Test reveals the majority of primary school staff cannot answer simple arithmetic questions
Do you know how to calculate a percentage, or the meaning of product, multiple and factor, or how to convert celsius into fahrenheit?
Those are the sort of basic maths operations that an 11-year-old should be able to cope with. But many teachers might struggle.
A test comprising "27 straightforward maths questions" carried out by 155 primary school teachers has revealed a "shocking lack of mental arithmetic ability and basic maths knowledge".
Fewer than four out of 10 of those who sat the test – designed for 11-year-olds – could calculate 2.1% of 400, and only a third answered correctly that 1.4 divided by 0.1 was 14. Overall, four out of ten scored 40% or below, only one got all the answers correct and the average mark was 12 out of 27 or 45%.
Alison Wolf, professor of public sector management at King\'s College London, said: "I am horrified by the statistics. I think that our obsession with generic teaching skills has crowded out time in which we could be making sure that people have the basic content and knowledge of content that they need."
The test, carried out for the Channel 4 documentary series Dispatches , included addition and multiplication sums, simple algebra and questions involving fractions, conversions and averages. Teachers performed well on some of the easier questions. For example, 97% were able to work out 2 x 5 - 4 = 6 and 75% knew that three sevenths of 21 was 9. But only six teachers (4%) knew that the answer to 2 divided by 0 was infinity.
The test was set by Richard Dunne, a former teacher and the author of Maths Makes Sense.
Dunne said teachers were "thoroughly dedicated", but argued the test showed that more than half of them understood "so little maths that they cannot be conveying mathematics to their children in the classroom".
One primary school teacher from north London said it was unfair to say teachers were not able to deliver maths lessons successfully. "You would always prepare for a lesson, so you would be able to teach it properly," said the 29-year-old. "A primary school teacher could be teaching nursery, which is ages three and four, and never teach that level of maths. I haven\'t taught anyone over the age of seven for four years now.
"It is just like if you haven\'t done French for four years – you forget your vocab, but if you revised it that would bring you up to speed." She said teachers for younger children needed a "multitude of skills" such as creativity, communication and being kind, and argued those things were far more important than being able to memorise maths rules that were not relevant to their teaching.

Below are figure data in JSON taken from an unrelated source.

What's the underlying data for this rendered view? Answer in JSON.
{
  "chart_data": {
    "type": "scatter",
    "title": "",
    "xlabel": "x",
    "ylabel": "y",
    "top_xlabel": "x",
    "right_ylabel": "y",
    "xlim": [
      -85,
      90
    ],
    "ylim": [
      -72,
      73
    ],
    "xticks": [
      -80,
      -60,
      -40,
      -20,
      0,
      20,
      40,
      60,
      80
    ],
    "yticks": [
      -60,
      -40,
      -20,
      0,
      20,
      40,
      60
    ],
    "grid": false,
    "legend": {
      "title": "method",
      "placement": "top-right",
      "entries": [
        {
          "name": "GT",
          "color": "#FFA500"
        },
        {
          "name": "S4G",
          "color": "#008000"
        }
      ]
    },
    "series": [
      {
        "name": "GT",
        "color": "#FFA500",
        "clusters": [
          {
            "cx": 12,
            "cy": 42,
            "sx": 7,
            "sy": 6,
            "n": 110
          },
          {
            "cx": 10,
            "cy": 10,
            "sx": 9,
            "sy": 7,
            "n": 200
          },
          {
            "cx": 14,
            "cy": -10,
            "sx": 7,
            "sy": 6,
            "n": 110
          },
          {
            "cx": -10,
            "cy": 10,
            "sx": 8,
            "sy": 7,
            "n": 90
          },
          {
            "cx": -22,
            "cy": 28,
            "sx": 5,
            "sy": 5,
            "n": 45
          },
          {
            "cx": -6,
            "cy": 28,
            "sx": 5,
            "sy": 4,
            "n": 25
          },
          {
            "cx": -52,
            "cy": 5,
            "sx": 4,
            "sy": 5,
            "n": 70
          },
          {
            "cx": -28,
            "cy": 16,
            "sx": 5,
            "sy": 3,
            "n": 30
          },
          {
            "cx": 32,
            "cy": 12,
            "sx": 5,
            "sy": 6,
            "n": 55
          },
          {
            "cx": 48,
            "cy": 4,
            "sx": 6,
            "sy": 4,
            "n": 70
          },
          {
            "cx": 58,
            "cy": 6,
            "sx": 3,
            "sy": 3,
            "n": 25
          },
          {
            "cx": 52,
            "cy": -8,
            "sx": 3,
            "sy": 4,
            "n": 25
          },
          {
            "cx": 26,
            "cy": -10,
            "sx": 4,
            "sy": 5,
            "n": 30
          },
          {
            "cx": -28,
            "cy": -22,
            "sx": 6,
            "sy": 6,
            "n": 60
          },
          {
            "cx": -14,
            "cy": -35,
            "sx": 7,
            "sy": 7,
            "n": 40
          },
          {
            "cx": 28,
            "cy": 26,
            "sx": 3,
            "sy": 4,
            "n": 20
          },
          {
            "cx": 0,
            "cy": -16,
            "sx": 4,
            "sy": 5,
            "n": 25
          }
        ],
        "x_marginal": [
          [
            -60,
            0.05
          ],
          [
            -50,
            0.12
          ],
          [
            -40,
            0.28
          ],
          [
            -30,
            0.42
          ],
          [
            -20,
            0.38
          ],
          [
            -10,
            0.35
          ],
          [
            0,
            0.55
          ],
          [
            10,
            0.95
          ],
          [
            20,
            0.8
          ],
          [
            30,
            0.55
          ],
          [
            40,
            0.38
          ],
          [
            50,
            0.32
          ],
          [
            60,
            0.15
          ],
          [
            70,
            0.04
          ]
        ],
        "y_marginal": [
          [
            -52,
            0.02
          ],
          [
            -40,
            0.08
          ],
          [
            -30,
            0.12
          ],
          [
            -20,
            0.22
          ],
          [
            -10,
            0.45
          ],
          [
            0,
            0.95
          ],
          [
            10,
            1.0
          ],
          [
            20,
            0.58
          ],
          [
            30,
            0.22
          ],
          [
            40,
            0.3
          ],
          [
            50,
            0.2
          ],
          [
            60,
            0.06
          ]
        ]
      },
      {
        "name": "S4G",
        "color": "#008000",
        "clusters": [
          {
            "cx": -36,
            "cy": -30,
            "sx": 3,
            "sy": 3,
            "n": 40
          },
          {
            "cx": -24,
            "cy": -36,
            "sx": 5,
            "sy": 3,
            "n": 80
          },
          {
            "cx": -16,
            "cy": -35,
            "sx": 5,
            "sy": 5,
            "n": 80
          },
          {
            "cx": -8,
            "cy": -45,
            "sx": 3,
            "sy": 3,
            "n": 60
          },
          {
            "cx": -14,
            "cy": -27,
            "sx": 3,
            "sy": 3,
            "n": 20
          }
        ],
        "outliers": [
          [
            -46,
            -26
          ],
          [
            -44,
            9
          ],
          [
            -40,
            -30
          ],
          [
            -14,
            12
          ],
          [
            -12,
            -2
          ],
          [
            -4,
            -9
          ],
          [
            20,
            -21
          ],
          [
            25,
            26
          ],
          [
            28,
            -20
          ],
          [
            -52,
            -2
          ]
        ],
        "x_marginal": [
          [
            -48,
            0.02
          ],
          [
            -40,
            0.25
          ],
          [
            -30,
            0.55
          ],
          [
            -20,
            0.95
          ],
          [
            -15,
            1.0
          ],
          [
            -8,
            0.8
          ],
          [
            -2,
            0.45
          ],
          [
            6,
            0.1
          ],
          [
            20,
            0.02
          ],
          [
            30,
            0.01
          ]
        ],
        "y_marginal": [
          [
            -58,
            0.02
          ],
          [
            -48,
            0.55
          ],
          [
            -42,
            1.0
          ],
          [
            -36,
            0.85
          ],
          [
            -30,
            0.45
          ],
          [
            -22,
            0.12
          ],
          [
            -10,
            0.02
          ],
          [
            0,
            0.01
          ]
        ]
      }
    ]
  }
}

In the documentary Justin King, the CEO of Sainsbury\'s, said his company had had to introduce a basic maths skills programme for employees. He argued that some of the employees were being held back by their lack of ability in the subject – and said his job involved maths every day.
"We employ 150,000 people, and I think I could make a pretty strong case for why maths is important for every single one of them," added King.
"If you think about our buyers, they have to understand a cost price and a selling price in a margin that they would have to express as a percentage. If you think of our store managers, they are managing budgets, they have to allocate wages and working hours, all the way through to colleagues, say, working on a till." King said the record on basic maths in schools was not good enough and ought to be challenged. Speaking about the fact that last year one in five children left primary school without reaching the expected level in maths, he added: "Any system that succeeds only 80% of the time in achieving its basic result needs changing."
King said that, when he went to school, he was taught the three Rs, and did maths O-level without a calculator. Learning multiplication tables by rote gave a "core grounding", he added. "I think we have lost some of those core skills."
Vernon Coaker, the schools minister, said the government planned to train 13,000 maths specialists over the next decade for primary schools. "The fact is that 100,000 more 11-year-olds are reaching level 4 in maths compared with 1997, because of record investment, great teaching and a strong focus on the basics for all pupils," he said.